The upside to option #1 is that it can significantly reduce deployment times. In one organization I worked at, I was able to reduce the deployment times from 45 minutes to 15 minutes simply by disabling triggers during @testSetup methods and other test initialization methods (most tests started off with @isTest static void test() { initialize(); ... }
). Aside from that, it allows to see which unit tests are actually testing your triggers via a simple code coverage report. You also reduce the risk of artificial governor limit failures that would not be a problem in production.
The downside to this technique is that you need to make sure you accurately model the data as if the triggers had executed. This is usually accomplished by way of a Test Data Factory class. Failure to set the data appropriately can hide logic bugs.
The upside to option #2 is that will more accurately generate data as if it were created "for real". This reduces the amount of time spent maintaining the Test Data Factory class, and can help highlight problems with changes to the system that invalidate some base assumption about the data model.

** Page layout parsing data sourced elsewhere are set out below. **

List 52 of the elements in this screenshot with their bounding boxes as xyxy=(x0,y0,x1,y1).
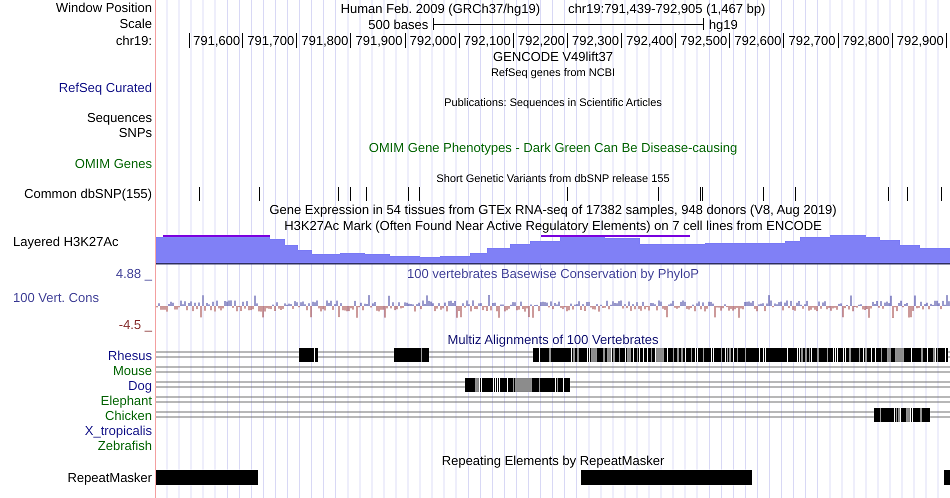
ruler-tick-label: 792,500 xyxy=(680,33,730,48)
track-title: RefSeq genes from NCBI xyxy=(490,66,616,78)
track-label[interactable]: 100 Vert. Cons xyxy=(13,283,99,317)
species-label[interactable]: Zebrafish xyxy=(98,438,152,452)
repeat-element-bar[interactable] xyxy=(581,470,752,485)
track-title: Short Genetic Variants from dbSNP release 155 xyxy=(436,172,670,184)
position-readout: chr19:791,439-792,905 (1,467 bp) xyxy=(568,0,766,16)
track-title: GENCODE V49lift37 xyxy=(493,50,613,64)
track-title: 100 vertebrates Basewise Conservation by PhyloP xyxy=(407,267,699,281)
track-title: H3K27Ac Mark (Often Found Near Active Regulatory Elements) on 7 cell lines from ENCODE xyxy=(284,219,822,233)
track-label[interactable]: SNPs xyxy=(118,126,152,140)
ruler-tick-label: 792,300 xyxy=(572,33,622,48)
species-label[interactable]: X_tropicalis xyxy=(84,424,152,438)
ruler-tick-label: 792,400 xyxy=(626,33,676,48)
repeat-element-bar[interactable] xyxy=(944,470,950,485)
ruler-tick-label: 791,800 xyxy=(301,33,352,48)
row-label: Window Position xyxy=(56,1,152,15)
assembly-label: hg19 xyxy=(708,16,738,32)
species-label[interactable]: Dog xyxy=(128,378,152,392)
ruler-tick xyxy=(189,33,190,48)
ruler-tick-label: 792,700 xyxy=(788,33,838,48)
track-label[interactable]: RepeatMasker xyxy=(67,470,152,484)
repeat-element-bar[interactable] xyxy=(156,470,258,485)
species-label[interactable]: Mouse xyxy=(112,364,152,378)
ruler-tick-label: 792,200 xyxy=(518,33,568,48)
ruler-tick-label: 792,600 xyxy=(734,33,784,48)
track-label[interactable]: OMIM Genes xyxy=(74,156,152,170)
ruler-tick-label: 791,700 xyxy=(247,33,298,48)
species-label[interactable]: Rhesus xyxy=(108,348,152,362)
ruler-tick-label: 791,900 xyxy=(356,33,406,48)
track-title: Publications: Sequences in Scientific Articles xyxy=(444,96,662,108)
ruler-tick-label: 792,000 xyxy=(410,33,460,48)
track-label[interactable]: Sequences xyxy=(86,110,152,124)
axis-min-label: -4.5 _ xyxy=(118,317,152,332)
track-label[interactable]: Layered H3K27Ac xyxy=(13,235,119,249)
track-title: Gene Expression in 54 tissues from GTEx RNA-seq of 17382 samples, 948 donors (V8, Aug 2019) xyxy=(269,203,837,217)
ruler-tick-label: 792,900 xyxy=(896,33,947,48)
scale-caption: 500 bases xyxy=(368,16,428,32)
track-label[interactable]: RefSeq Curated xyxy=(58,80,152,94)
track-label[interactable]: Common dbSNP(155) xyxy=(24,187,152,201)
track-title: Multiz Alignments of 100 Vertebrates xyxy=(447,333,658,347)
species-label[interactable]: Elephant xyxy=(100,394,152,408)
ruler-tick-label: 792,100 xyxy=(464,33,514,48)
track-title: Repeating Elements by RepeatMasker xyxy=(442,454,664,468)
assembly-title: Human Feb. 2009 (GRCh37/hg19) xyxy=(340,0,540,16)
ruler-tick-label: 791,600 xyxy=(193,33,244,48)
ruler-tick-label: 792,800 xyxy=(842,33,893,48)
row-label: chr19: xyxy=(116,34,152,48)
row-label: Scale xyxy=(119,17,152,31)
species-label[interactable]: Chicken xyxy=(105,408,152,422)
axis-max-label: 4.88 _ xyxy=(116,265,152,283)
track-title: OMIM Gene Phenotypes - Dark Green Can Be Disease-causing xyxy=(368,141,738,155)
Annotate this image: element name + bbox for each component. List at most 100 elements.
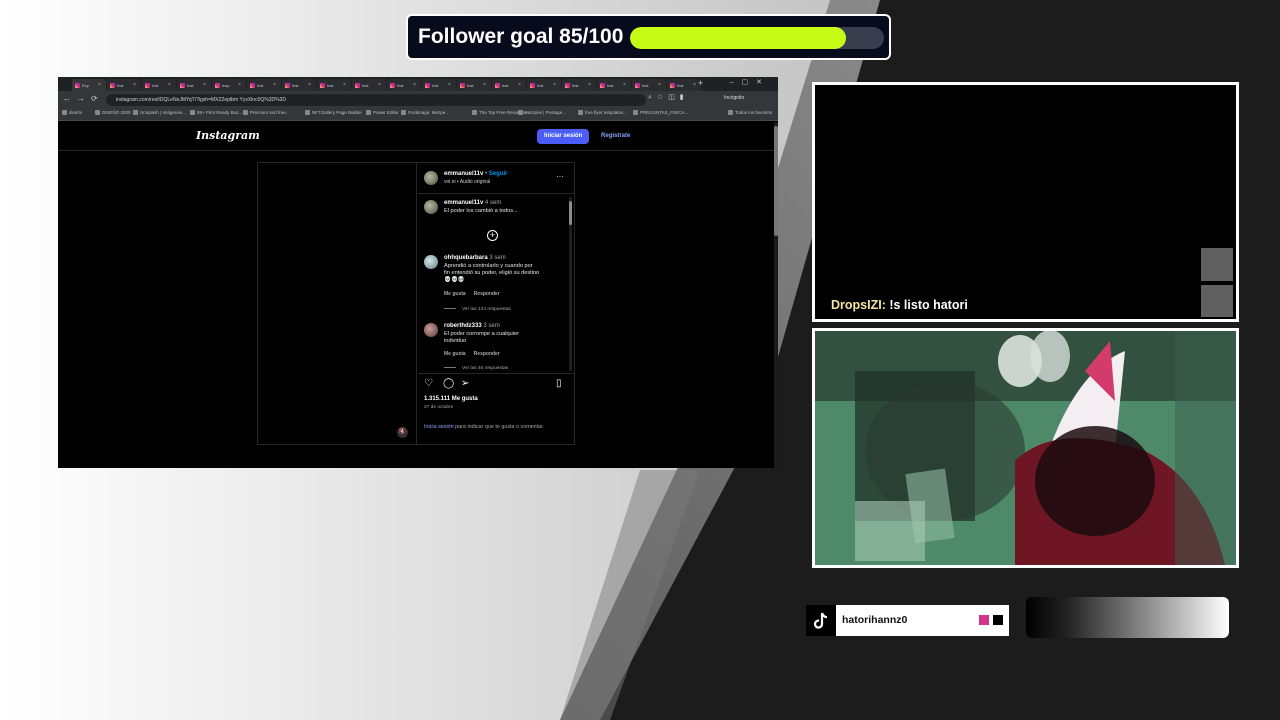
comments-scrollbar[interactable] [569,197,572,371]
view-replies-link[interactable]: Ver las 46 respuestas [444,366,508,371]
bookmark-item[interactable]: Todos los favoritos [728,110,772,115]
bookmark-item[interactable]: DISEÑO 2000 [95,110,131,115]
browser-tab[interactable]: Inst × [667,79,701,91]
page-scrollbar-thumb[interactable] [774,126,778,236]
close-tab-icon[interactable]: × [553,82,556,88]
comment-text-line: fin entendió su poder, eligió su destino [444,270,540,276]
caption-avatar[interactable] [424,200,438,214]
login-hint-link[interactable]: Inicia sesión [424,424,454,430]
close-tab-icon[interactable]: × [693,82,696,88]
close-tab-icon[interactable]: × [378,82,381,88]
close-tab-icon[interactable]: × [343,82,346,88]
tiktok-icon [806,605,836,636]
author-avatar[interactable] [424,171,438,185]
comment-reply-button[interactable]: Responder [474,351,500,357]
share-icon[interactable]: ➢ [461,379,469,389]
view-replies-link[interactable]: Ver las 134 respuestas [444,307,511,312]
browser-tab[interactable]: Inst × [352,79,386,91]
login-button[interactable]: Iniciar sesión [537,129,590,144]
browser-tab[interactable]: Inst × [107,79,141,91]
bookmark-icon [633,110,638,115]
post-audio[interactable]: vol.ei • Audio original [444,179,490,186]
close-tab-icon[interactable]: × [273,82,276,88]
caption-author[interactable]: emmanuel11v 4 sem [444,200,501,206]
bookmark-item[interactable]: free flyer templates... [578,110,627,115]
instagram-favicon-icon [180,82,185,88]
toolbar-icons[interactable]: ⌕☆◫▮ [648,93,689,102]
close-tab-icon[interactable]: × [483,82,486,88]
page-scrollbar[interactable] [774,122,778,468]
comment-icon[interactable]: ◯ [443,379,454,389]
browser-tab[interactable]: Inst × [247,79,281,91]
close-tab-icon[interactable]: × [133,82,136,88]
comment-avatar[interactable] [424,255,438,269]
comment-author[interactable]: ohhquebarbara 3 sem [444,255,506,261]
browser-tab[interactable]: Inst × [527,79,561,91]
close-tab-icon[interactable]: × [98,82,101,88]
bookmark-label: diseño [69,110,83,115]
browser-tab[interactable]: Inst × [492,79,526,91]
bookmark-item[interactable]: Postimage: Mezpe... [401,110,449,115]
close-tab-icon[interactable]: × [658,82,661,88]
window-controls[interactable]: –▢✕ [730,78,770,86]
caption-author-name[interactable]: emmanuel11v [444,200,483,206]
bookmark-item[interactable]: diseño [62,110,82,115]
close-tab-icon[interactable]: × [588,82,591,88]
close-tab-icon[interactable]: × [623,82,626,88]
bookmark-item[interactable]: Unsplash | Imágenes... [133,110,186,115]
add-comment-icon[interactable]: + [487,230,498,241]
comments-scrollbar-thumb[interactable] [569,201,572,225]
bookmark-icon[interactable]: ▯ [556,379,562,389]
post-author[interactable]: emmanuel11v • Seguir [444,171,507,177]
bookmark-item[interactable]: Mezpine | Postage... [518,110,566,115]
browser-tab[interactable]: Inst × [387,79,421,91]
browser-tab[interactable]: Inst × [142,79,176,91]
webcam-feed [812,328,1239,568]
follower-goal-progress-track [630,27,884,49]
comment-user[interactable]: roberthdz333 [444,323,482,329]
instagram-logo[interactable]: Instagram [196,129,260,142]
browser-tab[interactable]: Inst × [282,79,316,91]
close-tab-icon[interactable]: × [413,82,416,88]
comment-author[interactable]: roberthdz333 3 sem [444,323,500,329]
browser-tab[interactable]: Inst × [562,79,596,91]
close-tab-icon[interactable]: × [168,82,171,88]
url-bar[interactable]: instagram.com/reel/DQLeNeJMYqT/?igsh=MXZ… [106,94,646,106]
comment-user[interactable]: ohhquebarbara [444,255,488,261]
close-tab-icon[interactable]: × [203,82,206,88]
bookmark-item[interactable]: Power Editor [366,110,399,115]
register-link[interactable]: Regístrate [601,129,630,144]
browser-tab[interactable]: Inst × [457,79,491,91]
heart-icon[interactable]: ♡ [424,379,433,389]
browser-tab[interactable]: Inst × [177,79,211,91]
browser-tab[interactable]: Insp × [212,79,246,91]
close-tab-icon[interactable]: × [448,82,451,88]
browser-tab-label: Inst [117,82,124,88]
bookmark-item[interactable]: 85+ Print Ready Bus... [190,110,242,115]
comment-avatar[interactable] [424,323,438,337]
browser-tab[interactable]: Exp × [72,79,106,91]
more-icon[interactable]: ··· [556,172,564,181]
bookmark-item[interactable]: NFTGallery Page Builder [305,110,362,115]
new-tab-icon[interactable]: + [698,78,703,88]
browser-tab[interactable]: Inst × [597,79,631,91]
browser-tab[interactable]: Inst × [422,79,456,91]
comment-reply-button[interactable]: Responder [474,291,500,297]
post-author-name[interactable]: emmanuel11v [444,171,483,177]
comment-like-button[interactable]: Me gusta [444,291,466,297]
browser-tab-label: Inst [362,82,369,88]
like-count[interactable]: 1.315.111 Me gusta [424,396,478,402]
follow-link[interactable]: Seguir [489,171,508,177]
close-tab-icon[interactable]: × [238,82,241,88]
browser-tab[interactable]: Inst × [632,79,666,91]
mute-icon[interactable]: 🔇 [397,427,408,438]
navigation-icons[interactable]: ←→⟳ [63,94,104,103]
bookmark-item[interactable]: PREGUNTAS_FISICA... [633,110,688,115]
incognito-badge[interactable]: Incógnito [724,95,744,101]
comment-like-button[interactable]: Me gusta [444,351,466,357]
close-tab-icon[interactable]: × [518,82,521,88]
browser-tab[interactable]: Inst × [317,79,351,91]
reel-video[interactable]: 🔇 [258,163,417,444]
close-tab-icon[interactable]: × [308,82,311,88]
bookmark-item[interactable]: Premium and free... [243,110,290,115]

As you might imagine, the downsides to option #2 are the the opposite upsides for option #1. Namely, you'll have a bunch of unit test code coverage for tests that were not actually testing those triggers, and worse, if you forget a unit test class for a trigger, you'll never really know, because the test coverage will show they were covered (oops!). Also, deployment times can be significantly longer if you do this. Finally, you won't get "real" governor limit usage with this technique, and your tests may fail artificially, even though the code will never hit those limits in production.
I personally prefer option #1, as it makes deployments faster and more accurate, and the associated risks are minimal with some discipline. You have to consider how frequent your deployments are and the risks associated with either option. The only advice I can give is that you stick to one or the other for consistency.